Over the last three years, I’ve had many questions about updating the library for AWS v4 and even an offer of paid contract work to do it, but the motivation has always sadly been lacking. Then, suddenly, with the arrival of Lucas mere days away, I was suddenly possessed by the urge to do the right thing and not just let the code fade into oblivion. I suppose I needed the boost to my self-esteem, because a decent amount of my self-respect is derived from my intellectual muscle, if you will; muscles that have atrophied and become a bit flabby in recent times.

I was also spurred on by the increasing number of mails I was receiving as the end of March deadline approached, most of which basically said, ‘Help, my code is about top stop working.’ I felt a certain obligation to my users not to leave them out in the cold. For whatever reason, people weren’t entirely content with the other projects that had sprung up to fill the vacuum in recent years.

Anyway, yesterday saw the release of version 0.1.0 of Ruby/AWS, a version that no longer causes me embarrassment. It doesn’t (yet) support the full v4 API, but it’s pretty good at what it does.

What it does is ItemSearch, ItemLookup, SellerListingSearch, BrowseNodeLookup and ListSearch. It also supports batch requests and (as of 0.1.0) multiple operations.

Conspicuous by its absence is support for remote shopping carts. This will come later.

Version 0.1.0 has a new recursive XML parser that dynamically creates classes and instantiates objects from them on demand. This is an improvement from versions 0.0.1 and 0.0.2, as well as from Ruby/Amazon, which were all only semi-dynamic in their class definition. This one change allowed me to ditch most of the work I did last summer, which involved manually defining a large number of classes to match the data sets that could be returned by the API.

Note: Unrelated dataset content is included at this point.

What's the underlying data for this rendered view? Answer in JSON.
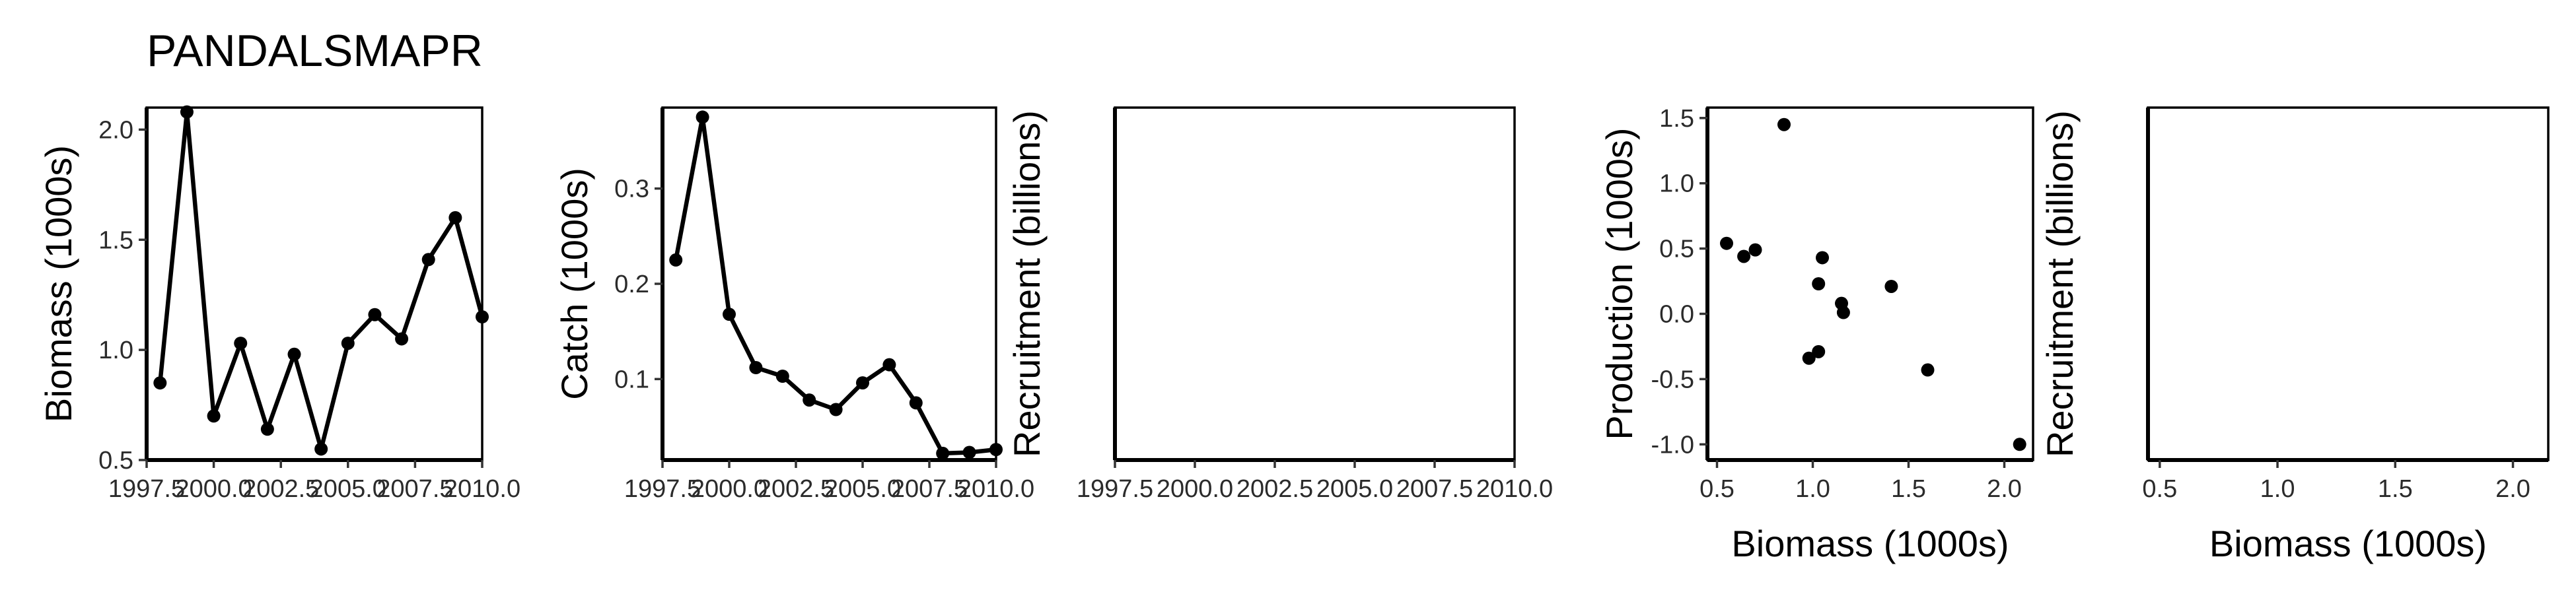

Anyway, it does feel good to have produced a new piece of code. Almost no code from Ruby/Amazon was recycled in the process, because the v3 and v4 APIs are totally different.

This Web site is already running the new code to display links to Amazon products in the left sidebar and Ruby/AWS has already been placed in the Fedora distribution (releases 7 and later), replacing the now obsolete Ruby/Amazon.

If you need programmatic access to Amazon, Ruby/AWS may be your thing.